As I watched and listened to these young lives proclaim God’s goodness and love, I was encouraged. While I may not have been a camp counselor with a direct voice into their lives, I rejoiced in the opportunity to facilitate those who did. I may not have been given the talent of working with children, but I can put the administrative talents God has given me to support those who do. In Jesus’s parable of the talents in Matthew 25, the master expected a return on what each was given. For each servant who was faithful to put their talents to work for their master, he praised and rewarded them in accordance with what they were given. He did not hold them to account for others’ talents, only their own.
As I watched the children sing, I got an overwhelming sense of how much God values each one of them and I felt honored to be a small part of their lives, even if it is in the background. As a donor, please don’t ever devalue your contribution to Tiger Pause and the work God is doing through your prayers and support. I am reminded of Paul’s words to the Galatians: “Let us not become weary in doing good, for at the proper time we will reap a harvest if we do not give up.” (Gal. 6:9)
We thank you for your faithfulness from your “corner” in support of the work God is doing in the lives of the children at Tiger Pause. The truth of God’s love and redemption is being sown into their lives through the faithfulness of all of us putting our talents to work!

Kelly Hammerle
Office Manager

A Note from The Director

What better way to end a successful summer than with a little road trip with the boys. No matter how many times I do it, the experience of watching young men see the ocean for the first time in their lives always recharges and refreshes my spirit. Maybe because it’s awesome to see them take in God’s creation or maybe because the comradery of a trip like this reminds me of the Marine Corps. Most likely, it’s because it gives a chance for old guys to act like teenagers again as we run into waves, try to body surf, and see who will swim out the farthest. This trip was especially nice because it was my son Samuel’s first road trip with the boys and the first time he ever saw the ocean. Words cannot express the joy we both shared in two completely different ways.

On this trip, I was also joined by Rev. Bryan Crawl, Mr. Dan Duffy, Chez Anderson, and, the newest edition to our Eye of the Tiger staff, Caleb Musselman, who comes to us through Christian Coalition Outreach (CCO). After three days of exhausting work, we met on Wednesday at 9pm to start our adventure. With no incidents and not even a whine or cry from our four year-old, we arrived at 6am in Ocean City, Maryland. By 6:05am, Samuel was in a bathing suit and hitting the water. The rest of the boys needed some time, so they hit the basketball court. But, by lunchtime, all of our Beaver Falls contingency with one Fombell dude were trying to be the next soul surfer.

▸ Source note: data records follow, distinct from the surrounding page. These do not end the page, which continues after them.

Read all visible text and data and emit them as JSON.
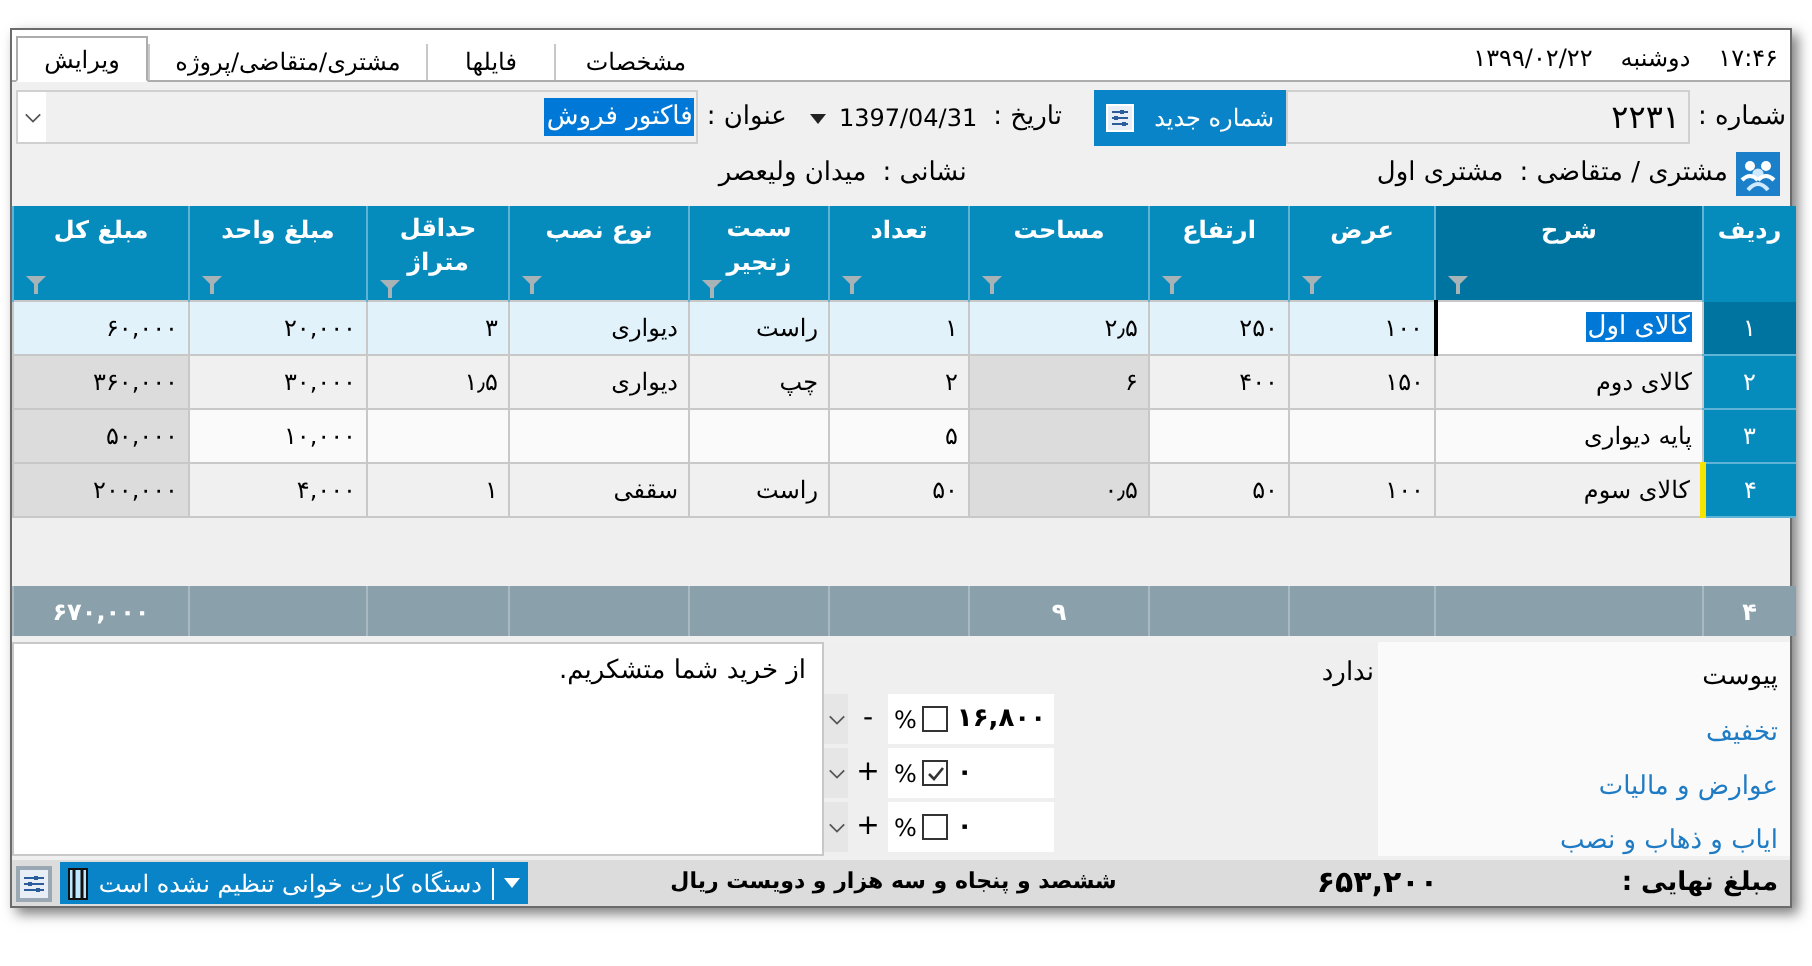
{
  "header": {
    "clock": "۱۷:۴۶",
    "weekday": "دوشنبه",
    "date": "۱۳۹۹/۰۲/۲۲"
  },
  "tabs": [
    {
      "label": "مشخصات",
      "selected": false
    },
    {
      "label": "فایلها",
      "selected": false
    },
    {
      "label": "مشتری/متقاضی/پروژه",
      "selected": false
    },
    {
      "label": "ویرایش",
      "selected": true
    }
  ],
  "form": {
    "number_label": "شماره :",
    "number_value": "۲۲۳۱",
    "new_number_button": "شماره جدید",
    "date_label": "تاریخ :",
    "date_value": "1397/04/31",
    "title_label": "عنوان :",
    "title_value": "فاکتور فروش",
    "customer_label": "مشتری / متقاضی :",
    "customer_value": "مشتری اول",
    "address_label": "نشانی :",
    "address_value": "میدان ولیعصر"
  },
  "table": {
    "columns": [
      {
        "label": "ردیف",
        "filter": false,
        "active": false,
        "wrap": false,
        "total": "۴"
      },
      {
        "label": "شرح",
        "filter": true,
        "active": true,
        "wrap": false
      },
      {
        "label": "عرض",
        "filter": true,
        "active": false,
        "wrap": false
      },
      {
        "label": "ارتفاع",
        "filter": true,
        "active": false,
        "wrap": false
      },
      {
        "label": "مساحت",
        "filter": true,
        "active": false,
        "wrap": false,
        "readonly": true,
        "total": "۹"
      },
      {
        "label": "تعداد",
        "filter": true,
        "active": false,
        "wrap": false
      },
      {
        "label": "سمت زنجیر",
        "filter": true,
        "active": false,
        "wrap": true
      },
      {
        "label": "نوع نصب",
        "filter": true,
        "active": false,
        "wrap": false
      },
      {
        "label": "حداقل متراژ",
        "filter": true,
        "active": false,
        "wrap": true
      },
      {
        "label": "مبلغ واحد",
        "filter": true,
        "active": false,
        "wrap": false
      },
      {
        "label": "مبلغ کل",
        "filter": true,
        "active": false,
        "wrap": false,
        "readonly": true,
        "total": "۶۷۰,۰۰۰"
      }
    ],
    "rows": [
      {
        "selected": true,
        "editing": true,
        "flagged": false,
        "cells": [
          "۱",
          "کالای اول",
          "۱۰۰",
          "۲۵۰",
          "۲٫۵",
          "۱",
          "راست",
          "دیواری",
          "۳",
          "۲۰,۰۰۰",
          "۶۰,۰۰۰"
        ]
      },
      {
        "selected": false,
        "editing": false,
        "flagged": false,
        "cells": [
          "۲",
          "کالای دوم",
          "۱۵۰",
          "۴۰۰",
          "۶",
          "۲",
          "چپ",
          "دیواری",
          "۱٫۵",
          "۳۰,۰۰۰",
          "۳۶۰,۰۰۰"
        ]
      },
      {
        "selected": false,
        "editing": false,
        "flagged": false,
        "cells": [
          "۳",
          "پایه دیواری",
          null,
          null,
          null,
          "۵",
          null,
          null,
          null,
          "۱۰,۰۰۰",
          "۵۰,۰۰۰"
        ]
      },
      {
        "selected": false,
        "editing": false,
        "flagged": true,
        "cells": [
          "۴",
          "کالای سوم",
          "۱۰۰",
          "۵۰",
          "۰٫۵",
          "۵۰",
          "راست",
          "سقفی",
          "۱",
          "۴,۰۰۰",
          "۲۰۰,۰۰۰"
        ]
      }
    ]
  },
  "attachment": {
    "label": "پیوست",
    "value": "ندارد"
  },
  "adjustments": [
    {
      "label": "تخفیف",
      "amount": "۱۶,۸۰۰",
      "percent_checked": false,
      "percent": "%",
      "sign": "-"
    },
    {
      "label": "عوارض و مالیات",
      "amount": "۰",
      "percent_checked": true,
      "percent": "%",
      "sign": "+"
    },
    {
      "label": "ایاب و ذهاب و نصب",
      "amount": "۰",
      "percent_checked": false,
      "percent": "%",
      "sign": "+"
    }
  ],
  "note": "از خرید شما متشکریم.",
  "status_bar": {
    "total_label": "مبلغ نهایی :",
    "total": "۶۵۳,۲۰۰",
    "total_words": "ششصد و پنجاه و سه هزار و دویست ریال",
    "card_reader": "دستگاه کارت خوانی تنظیم نشده است"
  }
}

By dinner, everyone was spent and gearing up for the long drive home. It was then that I really started to appreciate what God was doing.

As you can imagine, we are a scene everywhere we go. Not only do we have larger boys, we have a very diversified look. I couldn't get through dinner without at least 10 people telling me what nice young men I have and asking me if we were a family. “Yes,” I said. “These are my sons, especially this little one right here.” And off we went into the night for that long ride back home.

Friday morning at 4am, everyone was home—just in time to turn around and work at a moving job and clean out two houses at 7am. The boys learned that if you’re going to hoot with the owls at night, you  better be prepared to soar with the eagles in the morning. No complaining, they just went and got it done.

I felt the impact of our trip again when Rev. Crawl sent me this picture of him and Samuel (below). No matter what the paper may write, no matter what I do from here to eternity, my legacy has been sealed. I don’t care much for flags but I like what is written in Isaiah 49:22: “Thus saith the Lord God, Behold, I will lift up mine hand to the Gentiles, and set up my standard to the people: and they shall bring thy sons in their arms, and thy daughters shall be carried upon their shoulders.”
Those that hope in the Lord will never be disappointed!